None of these seven women were murdered by misogynistic Irish men.

Other Causes

Of the remaining five female victims, Lisa Cash, Miriam Burns, and Sandra Boyd were allegedly killed by family members. Lisa Cash, 18, and her twin brother and sister, 8, were allegedly killed by their older brother. The Irish Examiner article cynically included Lisa in its femicide list because she was 18 and legally a woman, removing the fact that there was apparently no sex-based motivation. Similarly, including the accidental shooting of Sandra Boyd by her brother is misleading when used to prop up a narrative that there is a plague of intentional misogynistic murders of women in Ireland.

Like Bergin, the Burns murder was also allegedly by a family member, which would make both of those deaths parricide, meaning the murder of a parent by her child. These murders usually take place after a lifetime of family conflict. Including these family killings in an emergency “femicide epidemic” is again misleading. 

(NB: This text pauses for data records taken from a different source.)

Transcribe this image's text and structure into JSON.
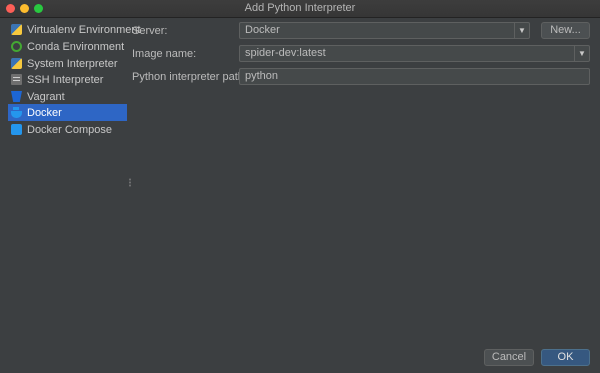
{
  "window": {
    "title": "Add Python Interpreter"
  },
  "sidebar": {
    "items": [
      {
        "label": "Virtualenv Environment",
        "icon": "python-icon"
      },
      {
        "label": "Conda Environment",
        "icon": "conda-icon"
      },
      {
        "label": "System Interpreter",
        "icon": "python-icon"
      },
      {
        "label": "SSH Interpreter",
        "icon": "ssh-icon"
      },
      {
        "label": "Vagrant",
        "icon": "vagrant-icon"
      },
      {
        "label": "Docker",
        "icon": "docker-icon",
        "selected": true
      },
      {
        "label": "Docker Compose",
        "icon": "docker-compose-icon"
      }
    ]
  },
  "form": {
    "server": {
      "label": "Server:",
      "value": "Docker"
    },
    "new_button": "New...",
    "image": {
      "label": "Image name:",
      "value": "spider-dev:latest"
    },
    "python_path": {
      "label": "Python interpreter path:",
      "value": "python"
    }
  },
  "footer": {
    "cancel": "Cancel",
    "ok": "OK"
  },
  "colors": {
    "background": "#3c3f41",
    "selection": "#2e66c5",
    "primary_button": "#365880",
    "field": "#45494a"
  }
}
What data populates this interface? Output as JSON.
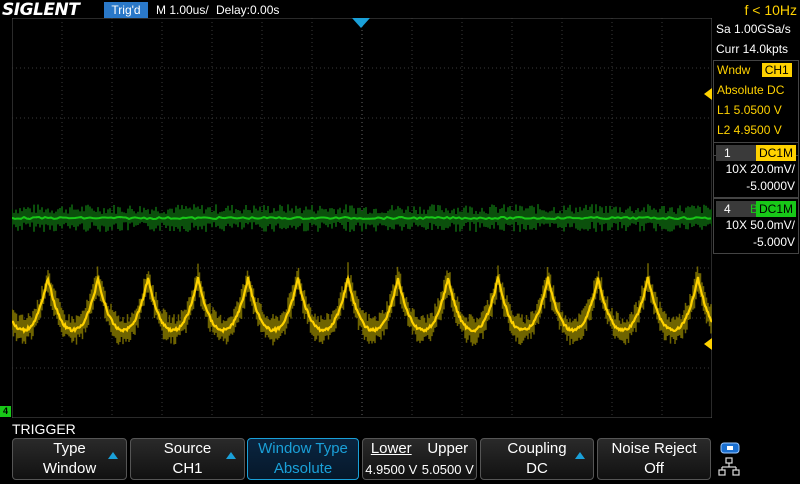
{
  "header": {
    "brand": "SIGLENT",
    "trigger_status": "Trig'd",
    "timebase": "M 1.00us/",
    "delay": "Delay:0.00s",
    "frequency": "f < 10Hz"
  },
  "right_panel": {
    "sample_rate": "Sa 1.00GSa/s",
    "memory": "Curr 14.0kpts",
    "window": {
      "label": "Wndw",
      "source": "CH1",
      "mode": "Absolute DC",
      "l1": "L1  5.0500 V",
      "l2": "L2  4.9500 V"
    },
    "ch1": {
      "num": "1",
      "coupling": "DC1M",
      "scale": "10X  20.0mV/",
      "offset": "-5.0000V"
    },
    "ch4": {
      "num": "4",
      "bw": "B",
      "coupling": "DC1M",
      "scale": "10X  50.0mV/",
      "offset": "-5.000V"
    }
  },
  "menu": {
    "title": "TRIGGER",
    "type": {
      "label": "Type",
      "value": "Window"
    },
    "source": {
      "label": "Source",
      "value": "CH1"
    },
    "window_type": {
      "label": "Window Type",
      "value": "Absolute"
    },
    "lower": {
      "label": "Lower",
      "value": "4.9500 V"
    },
    "upper": {
      "label": "Upper",
      "value": "5.0500 V"
    },
    "coupling": {
      "label": "Coupling",
      "value": "DC"
    },
    "noise_reject": {
      "label": "Noise Reject",
      "value": "Off"
    }
  },
  "ground_marker": "4",
  "colors": {
    "ch1": "#ffd200",
    "ch4": "#18c818",
    "accent": "#1aa0d8",
    "background": "#000000"
  },
  "icons": [
    "usb-icon",
    "network-icon"
  ]
}
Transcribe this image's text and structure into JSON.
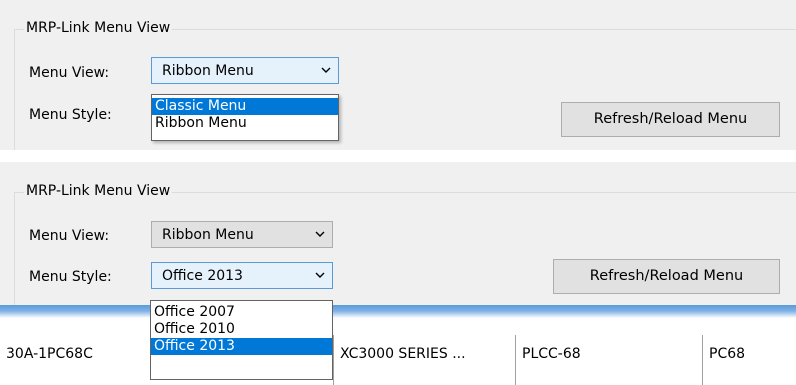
{
  "panel1": {
    "group_title": "MRP-Link Menu View",
    "menu_view_label": "Menu View:",
    "menu_view_value": "Ribbon Menu",
    "menu_style_label": "Menu Style:",
    "refresh_button": "Refresh/Reload Menu",
    "menu_view_options": [
      "Classic Menu",
      "Ribbon Menu"
    ],
    "highlighted_option": "Classic Menu"
  },
  "panel2": {
    "group_title": "MRP-Link Menu View",
    "menu_view_label": "Menu View:",
    "menu_view_value": "Ribbon Menu",
    "menu_style_label": "Menu Style:",
    "menu_style_value": "Office 2013",
    "refresh_button": "Refresh/Reload Menu",
    "menu_style_options": [
      "Office 2007",
      "Office 2010",
      "Office 2013"
    ],
    "highlighted_option": "Office 2013"
  },
  "table_row": {
    "cells": [
      "30A-1PC68C",
      "XC3000 SERIES ...",
      "PLCC-68",
      "PC68"
    ]
  },
  "colors": {
    "panel_background": "#f0f0f0",
    "selection_highlight": "#0078d7",
    "focused_combo_border": "#5b9bd5"
  }
}
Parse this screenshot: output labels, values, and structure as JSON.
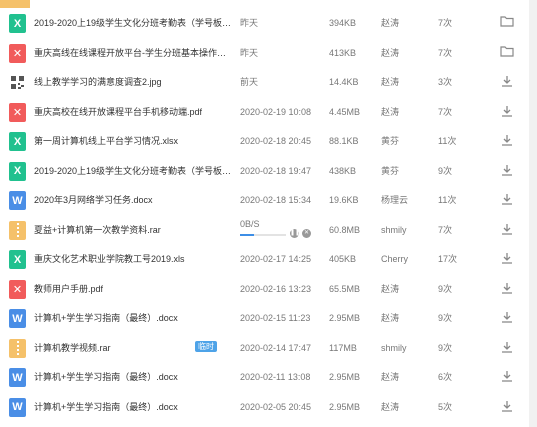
{
  "files": [
    {
      "type": "xls",
      "color": "#21c18f",
      "glyph": "X",
      "name": "2019-2020上19级学生文化分班考勤表（学号板…",
      "date": "昨天",
      "size": "394KB",
      "owner": "赵涛",
      "count": "7次",
      "action": "folder-icon"
    },
    {
      "type": "pdf",
      "color": "#f15b5b",
      "glyph": "✕",
      "name": "重庆高线在线课程开放平台-学生分班基本操作流…",
      "date": "昨天",
      "size": "413KB",
      "owner": "赵涛",
      "count": "7次",
      "action": "folder-icon"
    },
    {
      "type": "jpg",
      "color": "#777777",
      "glyph": "▦",
      "name": "线上教学学习的满意度调查2.jpg",
      "date": "前天",
      "size": "14.4KB",
      "owner": "赵涛",
      "count": "3次",
      "action": "download-icon"
    },
    {
      "type": "pdf",
      "color": "#f15b5b",
      "glyph": "✕",
      "name": "重庆高校在线开放课程平台手机移动端.pdf",
      "date": "2020-02-19 10:08",
      "size": "4.45MB",
      "owner": "赵涛",
      "count": "7次",
      "action": "download-icon"
    },
    {
      "type": "xls",
      "color": "#21c18f",
      "glyph": "X",
      "name": "第一周计算机线上平台学习情况.xlsx",
      "date": "2020-02-18 20:45",
      "size": "88.1KB",
      "owner": "黄芬",
      "count": "11次",
      "action": "download-icon"
    },
    {
      "type": "xls",
      "color": "#21c18f",
      "glyph": "X",
      "name": "2019-2020上19级学生文化分班考勤表（学号板…",
      "date": "2020-02-18 19:47",
      "size": "438KB",
      "owner": "黄芬",
      "count": "9次",
      "action": "download-icon"
    },
    {
      "type": "doc",
      "color": "#4a8ee6",
      "glyph": "W",
      "name": "2020年3月网络学习任务.docx",
      "date": "2020-02-18 15:34",
      "size": "19.6KB",
      "owner": "杨理云",
      "count": "11次",
      "action": "download-icon"
    },
    {
      "type": "rar",
      "color": "#f5c16a",
      "glyph": "▮",
      "name": "夏益+计算机第一次教学资料.rar",
      "date": "",
      "size": "60.8MB",
      "owner": "shmily",
      "count": "7次",
      "action": "download-icon",
      "progress": {
        "speed": "0B/S",
        "percent": 30
      }
    },
    {
      "type": "xls",
      "color": "#21c18f",
      "glyph": "X",
      "name": "重庆文化艺术职业学院教工号2019.xls",
      "date": "2020-02-17 14:25",
      "size": "405KB",
      "owner": "Cherry",
      "count": "17次",
      "action": "download-icon"
    },
    {
      "type": "pdf",
      "color": "#f15b5b",
      "glyph": "✕",
      "name": "教师用户手册.pdf",
      "date": "2020-02-16 13:23",
      "size": "65.5MB",
      "owner": "赵涛",
      "count": "9次",
      "action": "download-icon"
    },
    {
      "type": "doc",
      "color": "#4a8ee6",
      "glyph": "W",
      "name": "计算机+学生学习指南（最终）.docx",
      "date": "2020-02-15 11:23",
      "size": "2.95MB",
      "owner": "赵涛",
      "count": "9次",
      "action": "download-icon"
    },
    {
      "type": "rar",
      "color": "#f5c16a",
      "glyph": "▮",
      "name": "计算机教学视频.rar",
      "date": "2020-02-14 17:47",
      "size": "117MB",
      "owner": "shmily",
      "count": "9次",
      "action": "download-icon",
      "badge": "临时"
    },
    {
      "type": "doc",
      "color": "#4a8ee6",
      "glyph": "W",
      "name": "计算机+学生学习指南（最终）.docx",
      "date": "2020-02-11 13:08",
      "size": "2.95MB",
      "owner": "赵涛",
      "count": "6次",
      "action": "download-icon"
    },
    {
      "type": "doc",
      "color": "#4a8ee6",
      "glyph": "W",
      "name": "计算机+学生学习指南（最终）.docx",
      "date": "2020-02-05 20:45",
      "size": "2.95MB",
      "owner": "赵涛",
      "count": "5次",
      "action": "download-icon"
    }
  ],
  "colors": {
    "accent": "#3d8ee6",
    "muted": "#777777"
  }
}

Of the remaining two murders, Lisa Thompson’s death, like Louise Muckell’s, was apparently substance abuse-related. A man and a woman, alleged drug dealers, have been arrested as part of the murder inquiry, and both were known to the victim, a suspected drug addict, whose apartment was allegedly being used for the duo’s drug storage. Thompson and Muckell were likely not targeted for their sex but because of their tragic lifestyle choices. 

This leaves one murder of a woman in Ireland in 2022 that was allegedly committed by an unrelated Irish male. Sean Egan is currently awaiting trial for the murder of Sharon Crean. One woman’s alleged murder by an Irish male is extremely low for a country of 5 million people. 

Close the Border

There is clearly no “epidemic of femicide” native to the Irish, and this is backed up by international data. Ireland consistently ranks among the lowest for violence against women in the EU. There is, however, a problem with open borders in Ireland. Almost half of the women murdered in Ireland in 2022 would still be alive if their killers had not been allowed into the country.

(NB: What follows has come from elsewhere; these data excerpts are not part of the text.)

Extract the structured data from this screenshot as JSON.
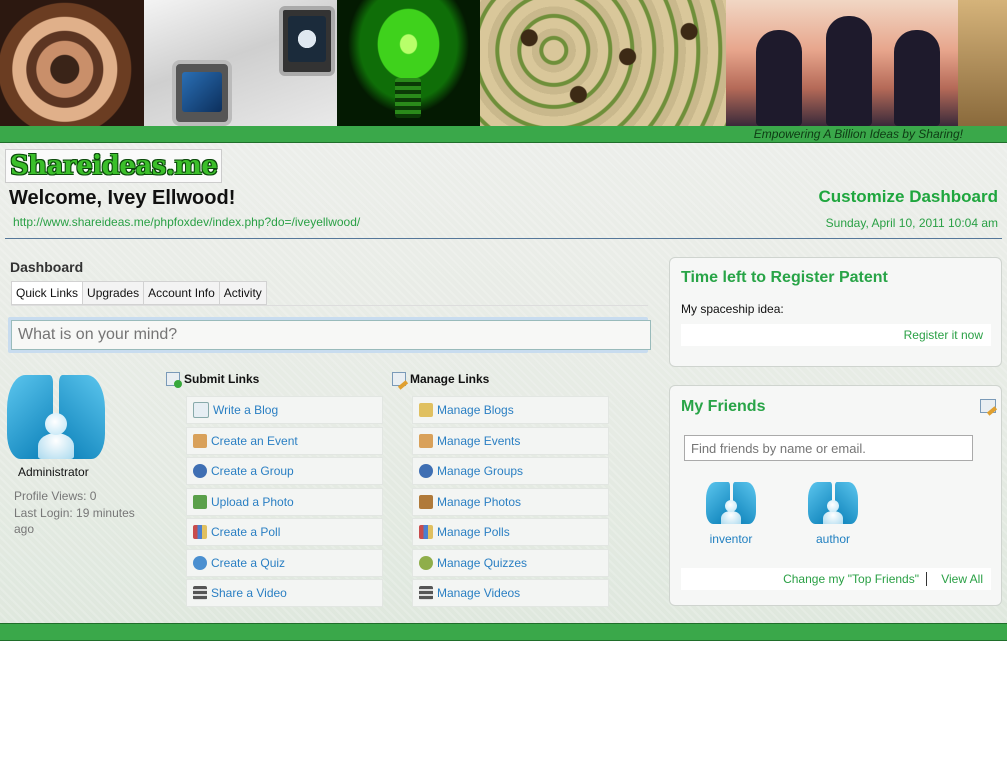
{
  "site": {
    "logo_text": "Shareideas.me",
    "tagline": "Empowering A Billion Ideas by Sharing!"
  },
  "header": {
    "welcome": "Welcome, Ivey Ellwood!",
    "profile_url": "http://www.shareideas.me/phpfoxdev/index.php?do=/iveyellwood/",
    "customize_label": "Customize Dashboard",
    "date": "Sunday, April 10, 2011 10:04 am"
  },
  "dashboard": {
    "title": "Dashboard",
    "tabs": [
      {
        "label": "Quick Links",
        "active": true
      },
      {
        "label": "Upgrades",
        "active": false
      },
      {
        "label": "Account Info",
        "active": false
      },
      {
        "label": "Activity",
        "active": false
      }
    ],
    "status_placeholder": "What is on your mind?"
  },
  "user": {
    "role": "Administrator",
    "profile_views": "Profile Views: 0",
    "last_login": "Last Login: 19 minutes ago"
  },
  "submit_links": {
    "title": "Submit Links",
    "items": [
      {
        "label": "Write a Blog",
        "icon": "blog-add-icon",
        "color": "#e6eef3"
      },
      {
        "label": "Create an Event",
        "icon": "event-add-icon",
        "color": "#d9a15a"
      },
      {
        "label": "Create a Group",
        "icon": "group-add-icon",
        "color": "#3f6fb3"
      },
      {
        "label": "Upload a Photo",
        "icon": "photo-add-icon",
        "color": "#5aa04a"
      },
      {
        "label": "Create a Poll",
        "icon": "poll-add-icon",
        "color": "#c84c4c"
      },
      {
        "label": "Create a Quiz",
        "icon": "quiz-add-icon",
        "color": "#4a8fd0"
      },
      {
        "label": "Share a Video",
        "icon": "video-add-icon",
        "color": "#555555"
      }
    ]
  },
  "manage_links": {
    "title": "Manage Links",
    "items": [
      {
        "label": "Manage Blogs",
        "icon": "blog-edit-icon",
        "color": "#e0c060"
      },
      {
        "label": "Manage Events",
        "icon": "event-edit-icon",
        "color": "#d9a15a"
      },
      {
        "label": "Manage Groups",
        "icon": "group-edit-icon",
        "color": "#3f6fb3"
      },
      {
        "label": "Manage Photos",
        "icon": "photo-edit-icon",
        "color": "#b07a3a"
      },
      {
        "label": "Manage Polls",
        "icon": "poll-edit-icon",
        "color": "#c84c4c"
      },
      {
        "label": "Manage Quizzes",
        "icon": "quiz-edit-icon",
        "color": "#8fae4a"
      },
      {
        "label": "Manage Videos",
        "icon": "video-edit-icon",
        "color": "#555555"
      }
    ]
  },
  "patent": {
    "title": "Time left to Register Patent",
    "idea": "My spaceship idea:",
    "register_label": "Register it now"
  },
  "friends": {
    "title": "My Friends",
    "search_placeholder": "Find friends by name or email.",
    "list": [
      {
        "name": "inventor"
      },
      {
        "name": "author"
      }
    ],
    "top_friends_label": "Change my \"Top Friends\"",
    "view_all_label": "View All"
  },
  "colors": {
    "brand_green": "#3aa84a",
    "link_green": "#2aa045",
    "link_blue": "#2a7fc3"
  }
}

Politicians such as Helen McEntee and Micheal Martin coopted the death of Ashling Murphy to cover for their disastrous migration policies. With the help of the Irish press and activists like Orla O’Connor, they gaslit a nation into believing women were in mortal danger from native Irish men. They used this fear to push through radical feminist school curriculum reform and to sell their war on free speech.

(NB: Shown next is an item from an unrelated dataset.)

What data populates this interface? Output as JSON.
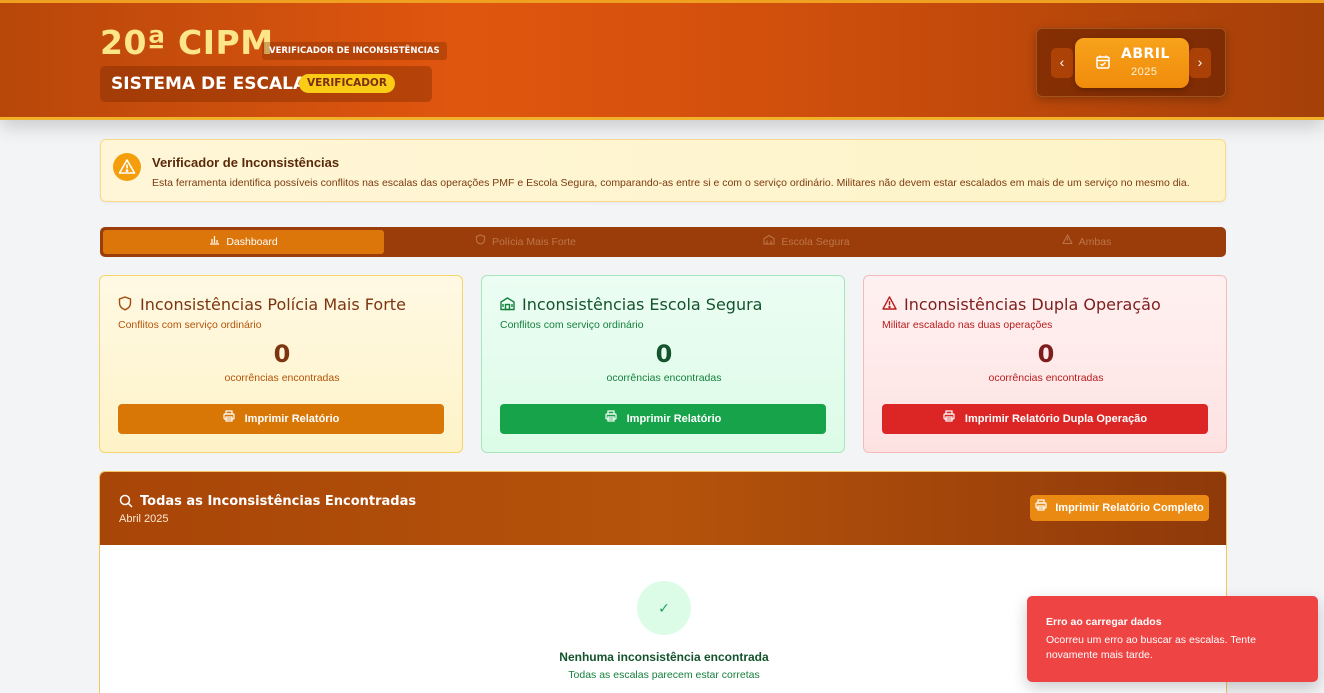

The reality is that Ireland’s rate of deadly violence against women could be slashed by up to half through sensible migration policy and even further by mental health and substance abuse programs. The government does not wish to undertake these achievable goals because that would require them to acknowledge their role in the deaths of these women. It’s much easier to preach on the corpses of innocent victims and shame the men of Ireland.